Fotoğrafını çektiklerinizin sizlerde uyandırdığı duyguları, fotoğraflarınızı izleyenlere de aktarabiliyorsanız, fotoğraflarınızla insanları etkileyebiliyorsanız, kısaca hatırlanacak fotoğraflar çekebiliyorsanız fotoğrafçı olduğunuzdan bahsedilebilir.
Fotoğraflarınız sizin onları izah etmenize gerek kalmadan kendi adlarına konuşabilmelidir.

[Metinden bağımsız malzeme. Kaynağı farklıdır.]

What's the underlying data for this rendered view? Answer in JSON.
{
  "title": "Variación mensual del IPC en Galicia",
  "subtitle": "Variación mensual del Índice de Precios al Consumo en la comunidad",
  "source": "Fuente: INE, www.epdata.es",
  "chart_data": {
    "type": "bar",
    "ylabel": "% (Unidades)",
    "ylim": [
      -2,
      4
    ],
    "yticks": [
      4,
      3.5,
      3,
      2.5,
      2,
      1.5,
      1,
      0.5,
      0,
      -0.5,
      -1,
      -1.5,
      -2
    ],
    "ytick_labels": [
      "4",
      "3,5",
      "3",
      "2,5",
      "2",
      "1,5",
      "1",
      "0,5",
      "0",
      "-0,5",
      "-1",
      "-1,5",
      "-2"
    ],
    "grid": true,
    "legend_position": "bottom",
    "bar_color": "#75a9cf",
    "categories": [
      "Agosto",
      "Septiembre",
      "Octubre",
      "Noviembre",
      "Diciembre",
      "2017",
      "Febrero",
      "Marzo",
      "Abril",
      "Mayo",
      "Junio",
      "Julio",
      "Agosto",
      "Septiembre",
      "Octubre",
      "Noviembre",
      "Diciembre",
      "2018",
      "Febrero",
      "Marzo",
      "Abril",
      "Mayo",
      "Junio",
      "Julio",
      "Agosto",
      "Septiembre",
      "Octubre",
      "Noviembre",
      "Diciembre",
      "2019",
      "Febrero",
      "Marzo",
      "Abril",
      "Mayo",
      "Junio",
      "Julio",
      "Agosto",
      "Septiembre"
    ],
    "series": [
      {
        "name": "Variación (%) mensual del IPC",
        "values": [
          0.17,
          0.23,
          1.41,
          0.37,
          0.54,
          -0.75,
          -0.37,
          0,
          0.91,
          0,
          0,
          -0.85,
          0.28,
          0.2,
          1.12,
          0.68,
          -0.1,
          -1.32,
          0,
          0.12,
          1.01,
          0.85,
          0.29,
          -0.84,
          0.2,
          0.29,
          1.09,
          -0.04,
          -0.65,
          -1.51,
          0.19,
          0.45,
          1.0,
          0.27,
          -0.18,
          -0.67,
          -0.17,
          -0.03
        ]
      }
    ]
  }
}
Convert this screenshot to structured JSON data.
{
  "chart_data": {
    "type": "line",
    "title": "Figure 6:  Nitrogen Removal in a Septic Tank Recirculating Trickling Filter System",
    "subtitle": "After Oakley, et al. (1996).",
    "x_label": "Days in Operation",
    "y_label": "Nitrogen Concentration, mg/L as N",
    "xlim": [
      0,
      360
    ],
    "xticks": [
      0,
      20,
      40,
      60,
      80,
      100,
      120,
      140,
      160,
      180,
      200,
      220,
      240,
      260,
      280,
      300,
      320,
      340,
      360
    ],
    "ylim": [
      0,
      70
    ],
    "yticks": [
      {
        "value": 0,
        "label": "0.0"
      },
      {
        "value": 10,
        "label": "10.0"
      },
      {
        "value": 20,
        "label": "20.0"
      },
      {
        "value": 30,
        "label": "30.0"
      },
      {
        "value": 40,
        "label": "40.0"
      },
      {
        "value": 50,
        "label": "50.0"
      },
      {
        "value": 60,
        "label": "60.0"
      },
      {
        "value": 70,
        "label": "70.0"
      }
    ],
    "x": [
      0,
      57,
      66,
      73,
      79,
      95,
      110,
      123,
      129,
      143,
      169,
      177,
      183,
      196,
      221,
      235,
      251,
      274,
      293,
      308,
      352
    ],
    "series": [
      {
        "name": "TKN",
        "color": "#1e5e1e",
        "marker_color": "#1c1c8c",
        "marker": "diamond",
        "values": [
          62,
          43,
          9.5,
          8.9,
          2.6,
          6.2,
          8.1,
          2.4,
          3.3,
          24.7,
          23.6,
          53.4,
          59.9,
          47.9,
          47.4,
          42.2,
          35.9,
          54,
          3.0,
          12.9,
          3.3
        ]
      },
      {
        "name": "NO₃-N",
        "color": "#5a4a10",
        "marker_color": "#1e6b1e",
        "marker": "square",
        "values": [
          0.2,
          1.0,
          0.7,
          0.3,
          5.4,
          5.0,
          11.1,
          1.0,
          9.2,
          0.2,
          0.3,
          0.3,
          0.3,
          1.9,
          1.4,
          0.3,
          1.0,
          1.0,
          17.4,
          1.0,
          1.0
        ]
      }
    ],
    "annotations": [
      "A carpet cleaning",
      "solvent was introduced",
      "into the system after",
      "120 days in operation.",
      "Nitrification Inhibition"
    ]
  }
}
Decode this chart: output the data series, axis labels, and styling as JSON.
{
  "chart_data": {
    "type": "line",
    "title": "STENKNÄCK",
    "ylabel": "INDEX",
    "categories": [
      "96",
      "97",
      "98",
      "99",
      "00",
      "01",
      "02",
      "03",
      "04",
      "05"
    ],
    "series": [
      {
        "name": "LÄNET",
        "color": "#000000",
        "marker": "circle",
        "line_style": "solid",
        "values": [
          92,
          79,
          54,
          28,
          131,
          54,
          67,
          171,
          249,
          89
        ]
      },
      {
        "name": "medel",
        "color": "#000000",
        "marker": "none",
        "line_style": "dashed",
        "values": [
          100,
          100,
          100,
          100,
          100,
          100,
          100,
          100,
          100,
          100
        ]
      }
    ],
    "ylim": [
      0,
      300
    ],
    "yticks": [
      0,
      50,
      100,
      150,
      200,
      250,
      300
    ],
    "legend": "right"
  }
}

Gerisi lafı güzaftır...
Peki bu tür fotoğraflar çekmenin sırrı nedir?
Öğrenmesi çok kolay ama uygulaması çok zor olabilecek sırlardır bunlar.
İlk olarak gözümüzün ve fotoğraf makinemizin çalışma prensiplerini öğrenmemiz gerekir.

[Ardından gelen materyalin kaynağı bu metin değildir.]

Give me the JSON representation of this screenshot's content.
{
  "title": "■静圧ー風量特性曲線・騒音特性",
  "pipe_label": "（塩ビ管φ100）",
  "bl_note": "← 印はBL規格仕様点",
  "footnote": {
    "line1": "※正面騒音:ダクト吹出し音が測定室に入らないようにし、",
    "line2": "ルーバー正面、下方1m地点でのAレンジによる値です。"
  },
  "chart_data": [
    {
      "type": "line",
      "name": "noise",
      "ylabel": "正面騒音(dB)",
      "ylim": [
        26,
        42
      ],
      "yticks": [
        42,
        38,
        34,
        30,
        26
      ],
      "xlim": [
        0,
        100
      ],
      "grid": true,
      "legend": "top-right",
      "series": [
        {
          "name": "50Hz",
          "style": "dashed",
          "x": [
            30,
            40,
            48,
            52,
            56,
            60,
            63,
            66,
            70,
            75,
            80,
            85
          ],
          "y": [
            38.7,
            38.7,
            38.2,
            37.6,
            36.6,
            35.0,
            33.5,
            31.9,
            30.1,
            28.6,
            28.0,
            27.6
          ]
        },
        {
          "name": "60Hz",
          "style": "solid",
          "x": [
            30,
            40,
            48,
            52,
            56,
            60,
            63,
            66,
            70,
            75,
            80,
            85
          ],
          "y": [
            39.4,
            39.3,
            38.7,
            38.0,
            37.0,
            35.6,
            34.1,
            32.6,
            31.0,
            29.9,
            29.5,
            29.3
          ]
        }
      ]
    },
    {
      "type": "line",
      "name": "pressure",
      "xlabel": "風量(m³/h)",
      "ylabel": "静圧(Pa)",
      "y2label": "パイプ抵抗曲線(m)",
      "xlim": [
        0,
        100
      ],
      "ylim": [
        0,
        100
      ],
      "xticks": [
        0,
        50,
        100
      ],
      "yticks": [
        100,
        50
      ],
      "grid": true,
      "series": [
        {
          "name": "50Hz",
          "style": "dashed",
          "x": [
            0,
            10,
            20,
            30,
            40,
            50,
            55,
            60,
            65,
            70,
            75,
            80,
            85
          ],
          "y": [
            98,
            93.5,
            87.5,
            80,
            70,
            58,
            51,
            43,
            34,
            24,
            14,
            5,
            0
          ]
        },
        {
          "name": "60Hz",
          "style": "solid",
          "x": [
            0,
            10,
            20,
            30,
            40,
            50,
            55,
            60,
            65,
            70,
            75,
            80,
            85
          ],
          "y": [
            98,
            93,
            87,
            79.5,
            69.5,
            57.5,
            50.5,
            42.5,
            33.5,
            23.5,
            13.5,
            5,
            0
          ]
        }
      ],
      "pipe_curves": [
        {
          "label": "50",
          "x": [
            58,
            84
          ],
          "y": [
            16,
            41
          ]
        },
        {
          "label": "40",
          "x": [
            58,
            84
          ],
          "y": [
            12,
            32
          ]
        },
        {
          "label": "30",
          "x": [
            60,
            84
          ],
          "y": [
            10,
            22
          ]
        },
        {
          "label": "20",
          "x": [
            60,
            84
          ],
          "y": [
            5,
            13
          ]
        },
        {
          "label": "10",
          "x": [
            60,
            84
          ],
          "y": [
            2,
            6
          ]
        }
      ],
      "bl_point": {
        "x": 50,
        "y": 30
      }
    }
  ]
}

FOTOĞRAF MAKİNESİ VE GÖZÜMÜZ ARASINDAKİ FARKLAR
Hiç farkında olmasak da gözümüz seçici çalışır, görmek istediklerimizi görürüz. Yayalara yeşil yanan bir trafik lambasında azalan saniyeleri izleyerek karşıya geçmeye çalışırken yakın bir dostumuz kolumuza yapışıverir. Onu yanından geçerken görmediğimiz için sitem eder bize, ya da gözlerimiz güzel bir bayana kilitlenmişken yanında bize kötü kötü bakan erkek arkadaşını görmeyiz.
Gözümüz seçer.
Zaten gördüğü daha doğrusu net gördüğü belirli bir alan vardır, ama başımızı sağa sola çevirerek veya sadece göz küremizi oynatarak görüş alanımızı değiştirebiliriz. Bu sayede hemen hemen sınırsız bir görüş alanımız olduğu duygusuna kapılırız.
Bu işlemler esnasında farkında olmasak da beynimiz baş roldedir, görme işlemini de o yönetir.

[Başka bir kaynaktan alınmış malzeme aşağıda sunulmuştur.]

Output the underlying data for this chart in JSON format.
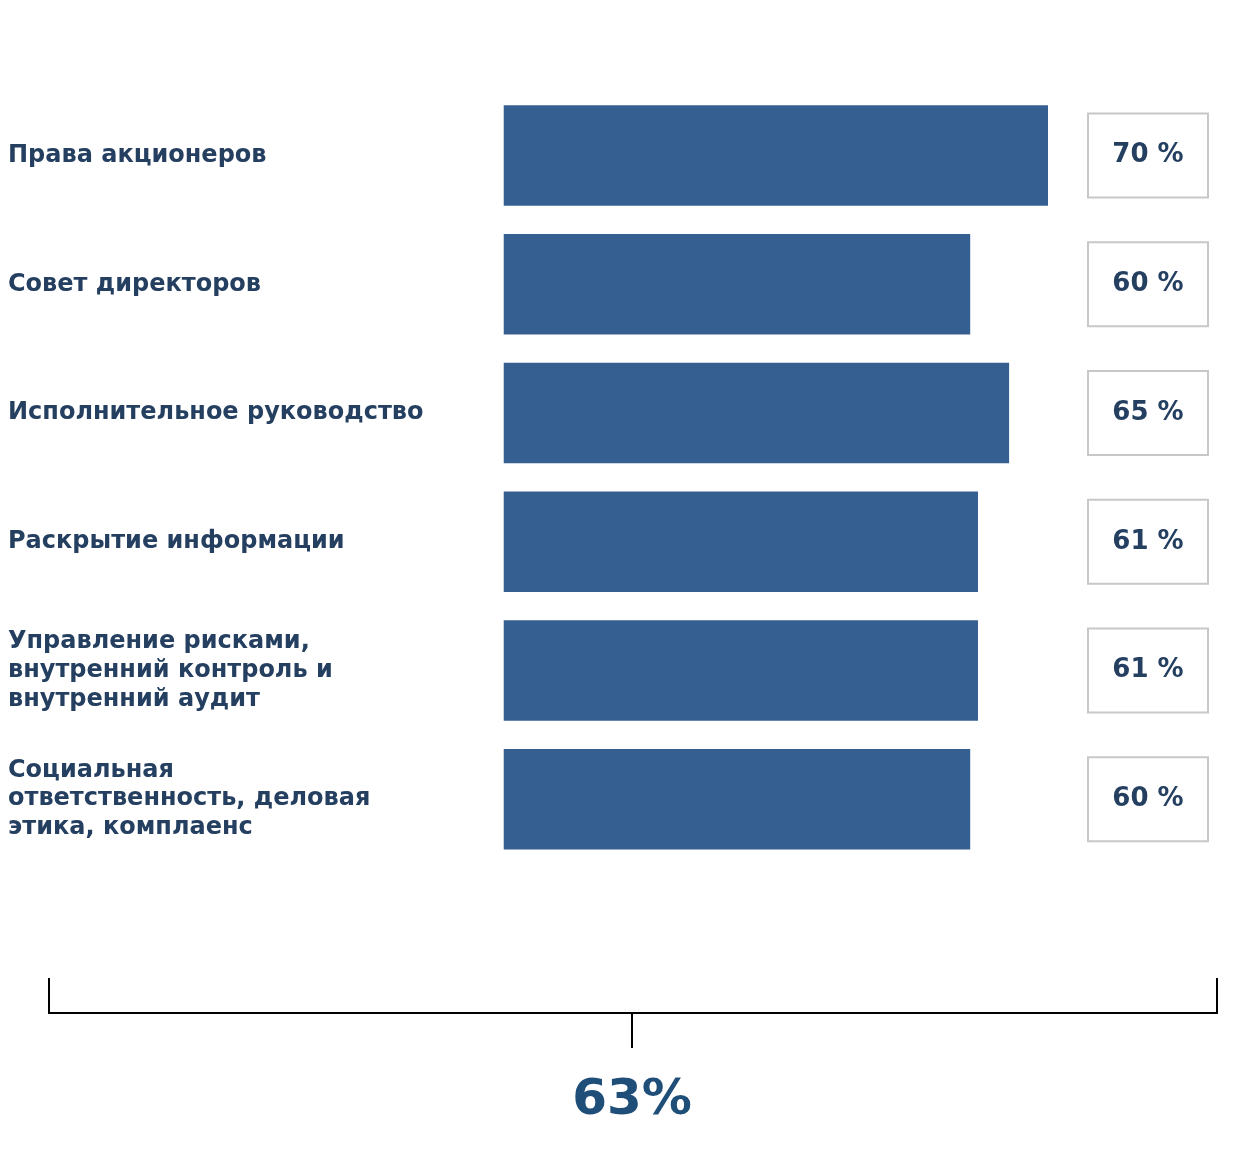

Fotoğraf makinemize gelince; onun bizim ki gibi bir beyni yoktur; görüşünün bir sınırı vardır ve biz onun bakacından bakarken çoğu zaman bu çerçeveye dikkat etmeyiz.
Fotoğraf çekerken eğitilmemiş bir göz bu çerçeveyi algılayamaz, fotoğrafını çekmeyi istediği şeyi bakacın içinde görür görmez deklanşöre basıp görüntüyü kaydeder.
Fotoğrafları incelediğimizde biz çekim esnasında onun neler düşündüğünü veya neler gördüğünü bilmediğimiz için görüntüler hoşumuza gitmeyebilir. Fotoğrafları çekenin beyni, çektiği anı hatırlamasını sağlar ve görünmeyen eksikleri tamamlar. Onun için çektiği fotoğraf mükemmeldir ve beğenilmemesi sinirlenmesine veya üzülmesine sebep olur.
Gerçek bir fotoğrafçı ise fotoğrafı çekerken önünü arkasını sağını solunu görmüş ve deklanşöre uygun zamanda basmıştır. Onun fotoğrafına baktığımızda bize göstermek istediğini görürüz.
Aslında kolay gibi görünüyor, bir deneyin bakalım.
Bunu sağlamaya başladığınızda makinenizi tanımak, diyafram, enstantane gibi kavramlar ve kompozisyon kurallarını öğrenmek size çok daha kolay gelecek.